You never know what can happen just years later. Today I was watching my current favorite show that I’ve been binge watching for the last 5 months, FRIENDS. its an entertaining show and I would recommend you all check it out on netflix, but anyway, there was something brought up during the show that got me thinking. One of characters was mourning a failed relationship that had ended 6 years ago. It made me think about the possibilities of the future, but also how the past is so relevant to some people. I guess you could say this character was living in the past, and that they can’t forget about that thing that they lost. It made me think about my dog oddly enough, who passed away just a few years ago. There’s almost this built in remorse for getting a new dog once your first one has died, it feels like he would be looking at me as his angel self, just feeling betrayed. I think that’s the strange conflict with mourning something that’s lost; you either can’t get over it, or you don’t know if you should.
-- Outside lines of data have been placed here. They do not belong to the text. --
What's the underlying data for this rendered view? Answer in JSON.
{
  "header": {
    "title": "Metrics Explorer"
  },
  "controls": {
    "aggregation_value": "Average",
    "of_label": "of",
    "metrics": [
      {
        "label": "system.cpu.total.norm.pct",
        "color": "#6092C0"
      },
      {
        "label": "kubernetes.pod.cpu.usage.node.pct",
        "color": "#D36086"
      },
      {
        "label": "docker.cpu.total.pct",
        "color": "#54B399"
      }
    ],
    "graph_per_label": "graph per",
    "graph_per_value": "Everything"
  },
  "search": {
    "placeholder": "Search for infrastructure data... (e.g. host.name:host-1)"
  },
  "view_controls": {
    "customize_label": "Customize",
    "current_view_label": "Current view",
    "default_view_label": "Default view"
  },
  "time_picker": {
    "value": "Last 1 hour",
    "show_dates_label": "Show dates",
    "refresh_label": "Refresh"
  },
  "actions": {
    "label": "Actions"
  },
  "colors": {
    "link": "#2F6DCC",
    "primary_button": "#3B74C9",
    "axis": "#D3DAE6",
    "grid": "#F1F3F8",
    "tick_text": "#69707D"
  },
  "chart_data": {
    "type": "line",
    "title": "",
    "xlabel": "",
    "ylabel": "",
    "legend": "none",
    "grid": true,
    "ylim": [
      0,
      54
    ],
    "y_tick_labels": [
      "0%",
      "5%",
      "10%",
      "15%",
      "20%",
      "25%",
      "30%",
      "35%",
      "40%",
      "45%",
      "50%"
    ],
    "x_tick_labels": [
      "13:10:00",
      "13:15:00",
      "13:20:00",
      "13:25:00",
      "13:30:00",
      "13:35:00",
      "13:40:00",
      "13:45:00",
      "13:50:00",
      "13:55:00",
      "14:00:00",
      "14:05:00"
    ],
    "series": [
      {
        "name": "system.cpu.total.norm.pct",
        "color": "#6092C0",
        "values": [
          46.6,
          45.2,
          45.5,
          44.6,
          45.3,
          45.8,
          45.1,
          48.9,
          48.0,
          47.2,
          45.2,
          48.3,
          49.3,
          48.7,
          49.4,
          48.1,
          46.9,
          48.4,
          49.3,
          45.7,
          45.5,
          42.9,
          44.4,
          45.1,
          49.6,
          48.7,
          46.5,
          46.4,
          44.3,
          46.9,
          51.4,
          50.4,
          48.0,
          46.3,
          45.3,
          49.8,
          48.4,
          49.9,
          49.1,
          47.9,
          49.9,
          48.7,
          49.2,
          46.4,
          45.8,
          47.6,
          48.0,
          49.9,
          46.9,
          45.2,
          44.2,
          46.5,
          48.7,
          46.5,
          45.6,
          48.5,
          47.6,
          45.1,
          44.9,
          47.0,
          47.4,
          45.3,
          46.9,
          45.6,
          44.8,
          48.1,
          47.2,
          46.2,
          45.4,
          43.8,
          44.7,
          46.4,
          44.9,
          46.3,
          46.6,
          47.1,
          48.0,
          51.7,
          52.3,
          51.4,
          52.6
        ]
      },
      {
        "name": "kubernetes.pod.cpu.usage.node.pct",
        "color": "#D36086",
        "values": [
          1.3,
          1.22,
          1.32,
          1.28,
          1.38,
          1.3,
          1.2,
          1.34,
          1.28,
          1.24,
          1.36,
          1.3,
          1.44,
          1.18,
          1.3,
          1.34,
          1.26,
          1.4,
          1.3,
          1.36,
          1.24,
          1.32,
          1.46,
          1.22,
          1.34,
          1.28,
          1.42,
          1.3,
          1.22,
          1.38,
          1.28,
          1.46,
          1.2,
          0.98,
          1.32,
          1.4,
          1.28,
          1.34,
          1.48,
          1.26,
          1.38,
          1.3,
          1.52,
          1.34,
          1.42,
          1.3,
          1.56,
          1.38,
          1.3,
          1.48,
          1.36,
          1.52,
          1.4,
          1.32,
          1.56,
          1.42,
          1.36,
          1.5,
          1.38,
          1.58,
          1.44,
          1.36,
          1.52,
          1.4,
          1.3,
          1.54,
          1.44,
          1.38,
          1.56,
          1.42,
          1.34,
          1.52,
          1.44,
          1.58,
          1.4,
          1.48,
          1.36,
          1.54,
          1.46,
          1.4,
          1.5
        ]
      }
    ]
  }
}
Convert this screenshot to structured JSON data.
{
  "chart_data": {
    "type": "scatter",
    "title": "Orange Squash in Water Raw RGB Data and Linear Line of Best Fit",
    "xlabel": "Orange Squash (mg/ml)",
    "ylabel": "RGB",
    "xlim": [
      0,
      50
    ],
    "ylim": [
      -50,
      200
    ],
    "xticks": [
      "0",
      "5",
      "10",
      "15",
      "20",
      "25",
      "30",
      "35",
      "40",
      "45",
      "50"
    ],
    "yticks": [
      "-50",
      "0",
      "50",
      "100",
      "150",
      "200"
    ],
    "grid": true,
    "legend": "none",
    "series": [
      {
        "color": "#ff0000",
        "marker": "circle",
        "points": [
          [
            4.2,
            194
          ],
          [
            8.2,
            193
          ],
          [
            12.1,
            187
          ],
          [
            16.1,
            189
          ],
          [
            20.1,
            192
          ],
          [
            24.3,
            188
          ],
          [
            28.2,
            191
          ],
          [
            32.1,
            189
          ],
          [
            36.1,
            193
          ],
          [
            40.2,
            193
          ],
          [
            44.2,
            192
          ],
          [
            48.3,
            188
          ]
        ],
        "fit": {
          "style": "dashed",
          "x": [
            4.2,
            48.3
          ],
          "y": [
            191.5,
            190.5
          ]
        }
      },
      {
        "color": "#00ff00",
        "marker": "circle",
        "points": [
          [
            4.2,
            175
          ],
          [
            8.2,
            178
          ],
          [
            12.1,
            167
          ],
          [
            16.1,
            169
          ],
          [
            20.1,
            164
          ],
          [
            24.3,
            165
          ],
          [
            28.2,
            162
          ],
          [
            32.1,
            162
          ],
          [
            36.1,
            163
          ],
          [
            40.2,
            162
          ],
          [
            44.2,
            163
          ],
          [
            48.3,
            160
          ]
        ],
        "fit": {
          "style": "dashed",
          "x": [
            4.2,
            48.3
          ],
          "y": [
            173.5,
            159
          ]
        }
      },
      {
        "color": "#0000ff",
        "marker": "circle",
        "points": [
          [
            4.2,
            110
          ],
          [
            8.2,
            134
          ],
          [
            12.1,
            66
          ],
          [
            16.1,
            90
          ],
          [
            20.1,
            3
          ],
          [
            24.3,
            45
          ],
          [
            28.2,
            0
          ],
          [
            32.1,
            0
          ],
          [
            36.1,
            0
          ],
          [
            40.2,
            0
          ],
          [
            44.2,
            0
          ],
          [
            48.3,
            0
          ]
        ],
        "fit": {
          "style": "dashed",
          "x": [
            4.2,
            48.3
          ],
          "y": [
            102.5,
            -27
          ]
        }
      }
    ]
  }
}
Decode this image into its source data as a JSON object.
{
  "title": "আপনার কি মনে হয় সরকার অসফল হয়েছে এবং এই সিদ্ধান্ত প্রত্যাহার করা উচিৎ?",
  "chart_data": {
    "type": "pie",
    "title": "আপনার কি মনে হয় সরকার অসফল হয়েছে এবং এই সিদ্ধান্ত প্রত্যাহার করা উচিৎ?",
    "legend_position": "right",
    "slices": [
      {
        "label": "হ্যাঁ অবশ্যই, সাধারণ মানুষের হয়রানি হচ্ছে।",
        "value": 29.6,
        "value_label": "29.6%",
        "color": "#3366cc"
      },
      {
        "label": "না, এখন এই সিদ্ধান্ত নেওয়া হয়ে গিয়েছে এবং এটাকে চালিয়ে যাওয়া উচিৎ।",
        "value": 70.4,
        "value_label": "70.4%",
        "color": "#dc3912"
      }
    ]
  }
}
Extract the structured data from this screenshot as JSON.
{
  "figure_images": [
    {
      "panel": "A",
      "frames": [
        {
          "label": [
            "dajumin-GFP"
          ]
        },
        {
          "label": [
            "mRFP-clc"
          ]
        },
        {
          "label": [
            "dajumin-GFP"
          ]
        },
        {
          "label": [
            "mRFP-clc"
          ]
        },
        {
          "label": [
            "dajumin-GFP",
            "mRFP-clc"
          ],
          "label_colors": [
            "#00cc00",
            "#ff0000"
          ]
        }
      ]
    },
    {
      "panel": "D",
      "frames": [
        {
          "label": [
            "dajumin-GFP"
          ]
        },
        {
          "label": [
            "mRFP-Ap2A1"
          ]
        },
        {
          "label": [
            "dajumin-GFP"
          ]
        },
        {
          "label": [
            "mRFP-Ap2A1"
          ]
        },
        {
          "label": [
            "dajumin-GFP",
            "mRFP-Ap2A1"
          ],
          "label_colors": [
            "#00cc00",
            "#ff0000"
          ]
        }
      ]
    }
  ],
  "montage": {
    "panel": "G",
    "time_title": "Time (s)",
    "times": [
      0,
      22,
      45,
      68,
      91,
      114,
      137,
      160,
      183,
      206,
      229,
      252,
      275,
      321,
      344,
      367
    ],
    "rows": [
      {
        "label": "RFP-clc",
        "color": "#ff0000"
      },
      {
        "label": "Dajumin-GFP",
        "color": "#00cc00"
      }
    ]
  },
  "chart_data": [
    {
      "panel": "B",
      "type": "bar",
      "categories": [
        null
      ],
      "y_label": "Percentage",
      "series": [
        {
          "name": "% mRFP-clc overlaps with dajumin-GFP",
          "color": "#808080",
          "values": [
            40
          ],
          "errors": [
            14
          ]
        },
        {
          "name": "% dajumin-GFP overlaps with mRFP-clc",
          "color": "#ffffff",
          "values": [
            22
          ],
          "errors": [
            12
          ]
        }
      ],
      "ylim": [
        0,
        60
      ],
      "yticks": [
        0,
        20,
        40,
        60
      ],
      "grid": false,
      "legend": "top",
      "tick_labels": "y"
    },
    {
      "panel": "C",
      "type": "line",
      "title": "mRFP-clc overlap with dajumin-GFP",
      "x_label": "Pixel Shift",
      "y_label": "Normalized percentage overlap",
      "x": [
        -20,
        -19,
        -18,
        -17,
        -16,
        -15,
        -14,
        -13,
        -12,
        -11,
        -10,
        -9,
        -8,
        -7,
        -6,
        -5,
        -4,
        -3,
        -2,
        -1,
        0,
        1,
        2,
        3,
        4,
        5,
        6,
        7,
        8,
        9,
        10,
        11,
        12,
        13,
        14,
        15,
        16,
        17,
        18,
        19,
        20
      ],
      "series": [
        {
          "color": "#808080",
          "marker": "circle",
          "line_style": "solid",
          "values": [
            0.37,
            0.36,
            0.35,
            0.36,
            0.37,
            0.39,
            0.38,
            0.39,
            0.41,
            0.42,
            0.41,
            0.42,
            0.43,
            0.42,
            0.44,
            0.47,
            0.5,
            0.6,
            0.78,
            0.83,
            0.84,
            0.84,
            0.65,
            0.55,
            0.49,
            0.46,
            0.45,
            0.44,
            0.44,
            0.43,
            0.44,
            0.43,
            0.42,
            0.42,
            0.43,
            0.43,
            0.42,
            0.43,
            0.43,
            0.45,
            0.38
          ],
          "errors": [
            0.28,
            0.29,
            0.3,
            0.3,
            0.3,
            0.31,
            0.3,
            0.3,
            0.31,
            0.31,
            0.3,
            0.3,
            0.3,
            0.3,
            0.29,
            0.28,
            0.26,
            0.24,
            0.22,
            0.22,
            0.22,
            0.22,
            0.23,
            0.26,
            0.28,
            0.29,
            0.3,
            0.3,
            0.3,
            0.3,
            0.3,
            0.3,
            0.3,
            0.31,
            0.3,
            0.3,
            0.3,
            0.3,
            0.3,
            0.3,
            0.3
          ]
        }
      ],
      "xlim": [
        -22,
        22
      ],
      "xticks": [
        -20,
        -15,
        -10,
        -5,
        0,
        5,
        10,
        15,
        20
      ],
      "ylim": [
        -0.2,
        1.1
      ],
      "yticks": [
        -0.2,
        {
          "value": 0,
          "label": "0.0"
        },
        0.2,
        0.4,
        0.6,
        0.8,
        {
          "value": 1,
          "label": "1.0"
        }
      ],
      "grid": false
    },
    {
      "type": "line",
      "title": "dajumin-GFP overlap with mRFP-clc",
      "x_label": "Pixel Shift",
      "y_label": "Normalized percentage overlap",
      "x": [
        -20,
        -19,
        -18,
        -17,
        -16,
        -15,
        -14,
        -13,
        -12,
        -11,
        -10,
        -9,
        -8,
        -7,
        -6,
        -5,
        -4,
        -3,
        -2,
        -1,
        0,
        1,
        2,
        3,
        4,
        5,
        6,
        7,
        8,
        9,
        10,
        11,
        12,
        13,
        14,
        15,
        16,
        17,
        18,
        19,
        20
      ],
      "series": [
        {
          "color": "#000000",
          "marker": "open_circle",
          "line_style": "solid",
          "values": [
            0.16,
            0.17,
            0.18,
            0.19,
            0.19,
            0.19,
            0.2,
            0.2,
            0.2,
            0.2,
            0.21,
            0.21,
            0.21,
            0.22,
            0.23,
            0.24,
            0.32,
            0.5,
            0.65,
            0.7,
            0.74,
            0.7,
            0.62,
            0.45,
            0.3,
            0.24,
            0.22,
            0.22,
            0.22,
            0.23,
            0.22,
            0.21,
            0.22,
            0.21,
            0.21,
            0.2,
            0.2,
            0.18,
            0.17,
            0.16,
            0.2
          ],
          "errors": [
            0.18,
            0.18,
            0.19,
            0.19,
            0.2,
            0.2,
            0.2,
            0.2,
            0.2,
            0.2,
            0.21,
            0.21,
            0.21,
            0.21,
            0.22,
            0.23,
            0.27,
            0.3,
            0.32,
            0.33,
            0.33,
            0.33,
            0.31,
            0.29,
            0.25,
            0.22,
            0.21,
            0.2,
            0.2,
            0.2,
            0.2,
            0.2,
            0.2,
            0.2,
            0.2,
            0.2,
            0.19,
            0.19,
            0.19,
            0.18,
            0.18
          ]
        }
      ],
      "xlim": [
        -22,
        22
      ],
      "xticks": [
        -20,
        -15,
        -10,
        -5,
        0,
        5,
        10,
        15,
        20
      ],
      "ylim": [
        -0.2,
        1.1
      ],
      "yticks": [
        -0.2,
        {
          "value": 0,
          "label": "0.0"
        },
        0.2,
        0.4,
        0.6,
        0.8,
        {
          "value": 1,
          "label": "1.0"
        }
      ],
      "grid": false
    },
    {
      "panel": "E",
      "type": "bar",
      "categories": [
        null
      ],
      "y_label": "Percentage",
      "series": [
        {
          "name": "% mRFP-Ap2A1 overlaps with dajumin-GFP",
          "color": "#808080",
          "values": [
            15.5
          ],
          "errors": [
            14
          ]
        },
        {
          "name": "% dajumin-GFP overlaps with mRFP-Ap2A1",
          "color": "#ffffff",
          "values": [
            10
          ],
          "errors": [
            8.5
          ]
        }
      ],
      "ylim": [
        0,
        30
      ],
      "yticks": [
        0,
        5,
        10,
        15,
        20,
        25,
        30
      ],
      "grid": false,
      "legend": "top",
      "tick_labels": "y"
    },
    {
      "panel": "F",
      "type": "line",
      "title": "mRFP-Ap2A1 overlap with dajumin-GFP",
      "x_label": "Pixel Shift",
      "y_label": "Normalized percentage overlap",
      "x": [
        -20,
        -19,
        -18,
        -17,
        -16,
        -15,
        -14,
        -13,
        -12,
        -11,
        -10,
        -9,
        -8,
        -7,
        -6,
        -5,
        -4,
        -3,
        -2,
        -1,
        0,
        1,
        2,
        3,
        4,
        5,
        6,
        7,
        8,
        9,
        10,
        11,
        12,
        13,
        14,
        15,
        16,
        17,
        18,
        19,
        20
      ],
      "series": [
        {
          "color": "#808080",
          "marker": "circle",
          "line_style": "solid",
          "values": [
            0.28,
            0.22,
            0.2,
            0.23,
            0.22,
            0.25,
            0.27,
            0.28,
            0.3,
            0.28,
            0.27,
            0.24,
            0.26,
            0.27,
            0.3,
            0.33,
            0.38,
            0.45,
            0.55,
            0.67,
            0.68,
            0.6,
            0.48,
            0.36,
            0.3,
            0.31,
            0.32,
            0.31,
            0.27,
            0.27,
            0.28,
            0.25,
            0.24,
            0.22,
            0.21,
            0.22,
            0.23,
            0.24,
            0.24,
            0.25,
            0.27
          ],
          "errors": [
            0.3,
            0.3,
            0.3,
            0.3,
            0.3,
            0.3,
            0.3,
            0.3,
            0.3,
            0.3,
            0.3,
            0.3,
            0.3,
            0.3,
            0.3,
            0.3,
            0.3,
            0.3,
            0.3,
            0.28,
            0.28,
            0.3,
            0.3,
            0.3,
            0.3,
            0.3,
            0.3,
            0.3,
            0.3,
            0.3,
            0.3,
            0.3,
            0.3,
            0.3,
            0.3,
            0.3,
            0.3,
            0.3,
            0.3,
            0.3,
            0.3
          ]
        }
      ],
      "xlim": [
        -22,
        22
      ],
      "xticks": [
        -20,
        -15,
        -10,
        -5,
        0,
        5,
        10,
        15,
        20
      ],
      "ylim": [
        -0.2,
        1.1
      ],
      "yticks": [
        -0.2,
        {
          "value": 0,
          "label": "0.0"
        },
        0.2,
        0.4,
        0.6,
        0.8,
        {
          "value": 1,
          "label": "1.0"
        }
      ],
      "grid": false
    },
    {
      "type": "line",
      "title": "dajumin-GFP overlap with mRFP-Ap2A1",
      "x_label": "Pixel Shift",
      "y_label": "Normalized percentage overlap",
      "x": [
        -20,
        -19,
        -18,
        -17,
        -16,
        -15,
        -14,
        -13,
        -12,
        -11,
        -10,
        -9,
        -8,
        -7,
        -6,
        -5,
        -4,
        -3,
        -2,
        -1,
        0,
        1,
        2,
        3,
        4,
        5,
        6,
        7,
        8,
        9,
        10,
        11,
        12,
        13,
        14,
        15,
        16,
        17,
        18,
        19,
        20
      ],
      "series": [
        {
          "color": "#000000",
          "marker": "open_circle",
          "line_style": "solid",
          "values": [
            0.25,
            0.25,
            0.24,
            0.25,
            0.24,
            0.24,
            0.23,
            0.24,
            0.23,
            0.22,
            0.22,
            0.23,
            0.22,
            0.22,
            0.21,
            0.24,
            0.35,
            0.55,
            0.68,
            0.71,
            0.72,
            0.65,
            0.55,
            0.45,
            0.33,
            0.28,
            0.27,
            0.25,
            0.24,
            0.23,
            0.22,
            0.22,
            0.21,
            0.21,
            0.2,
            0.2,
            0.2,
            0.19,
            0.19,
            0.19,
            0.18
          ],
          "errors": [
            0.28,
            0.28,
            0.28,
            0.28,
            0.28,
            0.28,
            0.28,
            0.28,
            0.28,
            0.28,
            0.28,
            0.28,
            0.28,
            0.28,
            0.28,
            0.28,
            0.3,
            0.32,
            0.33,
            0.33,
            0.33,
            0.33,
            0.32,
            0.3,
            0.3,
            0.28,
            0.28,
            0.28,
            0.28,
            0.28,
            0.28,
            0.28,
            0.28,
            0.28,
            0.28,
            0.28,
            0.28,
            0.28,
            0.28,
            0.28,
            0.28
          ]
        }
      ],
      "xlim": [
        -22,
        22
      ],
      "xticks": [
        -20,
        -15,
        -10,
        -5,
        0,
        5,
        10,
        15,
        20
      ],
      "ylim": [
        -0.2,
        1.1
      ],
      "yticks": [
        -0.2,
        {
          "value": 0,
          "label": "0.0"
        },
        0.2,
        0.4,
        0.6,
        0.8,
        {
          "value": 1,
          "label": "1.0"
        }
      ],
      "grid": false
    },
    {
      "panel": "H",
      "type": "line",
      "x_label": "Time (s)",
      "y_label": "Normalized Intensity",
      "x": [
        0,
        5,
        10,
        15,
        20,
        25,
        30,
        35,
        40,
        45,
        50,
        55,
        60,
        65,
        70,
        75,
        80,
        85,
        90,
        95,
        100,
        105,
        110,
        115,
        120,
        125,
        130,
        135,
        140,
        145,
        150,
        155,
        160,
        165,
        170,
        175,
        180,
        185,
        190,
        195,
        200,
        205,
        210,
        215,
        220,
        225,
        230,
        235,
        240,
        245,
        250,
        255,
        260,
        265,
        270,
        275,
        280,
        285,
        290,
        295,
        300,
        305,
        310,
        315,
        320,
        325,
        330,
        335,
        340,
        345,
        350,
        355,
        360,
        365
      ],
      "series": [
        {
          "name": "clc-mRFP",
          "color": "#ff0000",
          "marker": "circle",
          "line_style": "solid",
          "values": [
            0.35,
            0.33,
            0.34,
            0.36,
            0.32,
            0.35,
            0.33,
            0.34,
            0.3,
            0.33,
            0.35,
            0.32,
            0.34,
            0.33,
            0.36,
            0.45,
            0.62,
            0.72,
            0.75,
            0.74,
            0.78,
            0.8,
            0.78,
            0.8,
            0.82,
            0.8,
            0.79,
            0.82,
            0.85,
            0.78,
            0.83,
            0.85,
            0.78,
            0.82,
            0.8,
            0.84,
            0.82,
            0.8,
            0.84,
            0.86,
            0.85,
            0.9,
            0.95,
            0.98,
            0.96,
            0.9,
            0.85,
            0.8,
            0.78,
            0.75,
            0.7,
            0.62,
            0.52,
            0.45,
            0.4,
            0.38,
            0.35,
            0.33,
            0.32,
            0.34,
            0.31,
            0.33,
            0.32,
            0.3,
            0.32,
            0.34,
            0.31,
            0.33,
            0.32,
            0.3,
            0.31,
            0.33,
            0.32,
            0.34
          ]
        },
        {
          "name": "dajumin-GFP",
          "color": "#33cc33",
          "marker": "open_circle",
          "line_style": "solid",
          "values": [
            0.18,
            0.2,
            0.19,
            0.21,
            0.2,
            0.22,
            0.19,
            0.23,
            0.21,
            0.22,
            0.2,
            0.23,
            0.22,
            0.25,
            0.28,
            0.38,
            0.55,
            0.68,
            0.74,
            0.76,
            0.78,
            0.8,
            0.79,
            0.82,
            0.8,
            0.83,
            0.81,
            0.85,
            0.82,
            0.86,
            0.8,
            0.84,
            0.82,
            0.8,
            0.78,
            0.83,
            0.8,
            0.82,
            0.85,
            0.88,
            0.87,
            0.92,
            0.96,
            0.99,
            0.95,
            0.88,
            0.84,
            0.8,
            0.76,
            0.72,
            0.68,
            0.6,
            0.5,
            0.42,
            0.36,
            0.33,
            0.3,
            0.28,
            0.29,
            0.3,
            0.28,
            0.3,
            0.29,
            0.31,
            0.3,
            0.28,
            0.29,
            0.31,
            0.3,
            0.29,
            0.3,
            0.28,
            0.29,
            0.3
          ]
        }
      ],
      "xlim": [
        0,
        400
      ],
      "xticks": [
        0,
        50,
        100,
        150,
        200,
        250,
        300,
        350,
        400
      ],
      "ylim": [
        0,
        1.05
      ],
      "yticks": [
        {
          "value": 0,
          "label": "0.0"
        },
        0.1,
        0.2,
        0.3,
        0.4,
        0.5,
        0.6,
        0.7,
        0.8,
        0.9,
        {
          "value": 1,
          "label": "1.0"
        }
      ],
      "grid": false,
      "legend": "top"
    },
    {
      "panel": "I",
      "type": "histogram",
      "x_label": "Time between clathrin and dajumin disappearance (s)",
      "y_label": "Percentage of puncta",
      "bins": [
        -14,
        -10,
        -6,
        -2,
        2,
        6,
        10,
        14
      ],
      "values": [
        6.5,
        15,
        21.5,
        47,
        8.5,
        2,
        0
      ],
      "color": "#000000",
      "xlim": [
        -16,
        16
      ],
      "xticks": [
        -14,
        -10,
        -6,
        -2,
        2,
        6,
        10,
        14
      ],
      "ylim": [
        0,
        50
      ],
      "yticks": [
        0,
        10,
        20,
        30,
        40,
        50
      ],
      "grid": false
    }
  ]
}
Obviously I won’t get over the death of my dog, but I have come to grips with it, and I try to remember him to keep his soul living on. It must be very hard for people who lose their spouses and feel guilty about moving on, or even daring to spend time with someone as much as they used to spend time with their spouse, or to feel as good, or maybe even better, about spending time with the new person. I wouldn’t know because I’ve never been in that situation, but I feel as though it would be very hard. Anyway, I want a new dog, but not every dog is the same. The new dog will certainly not be like my old dog. I could hope that it would be, but I know it won’t. The new dog wouldn’t have been there with my preteen self, soaking up my tears as I learn for the first time that death of your favorite animals is inevitable, and sometimes multiple vet visits can’t save them. The new dog will not have sparked my mind to imagine him as the stallion of the cimeran (spirit, the movie) galloping to his post to watch his herd, as I saw him run quickly on our lush green grass and just stop suddenly to stare intently at something. That may not make sense to you all, but I can remember it vividly. Such a proud, strongly ignorant puppy that killed a bee one day on our back deck.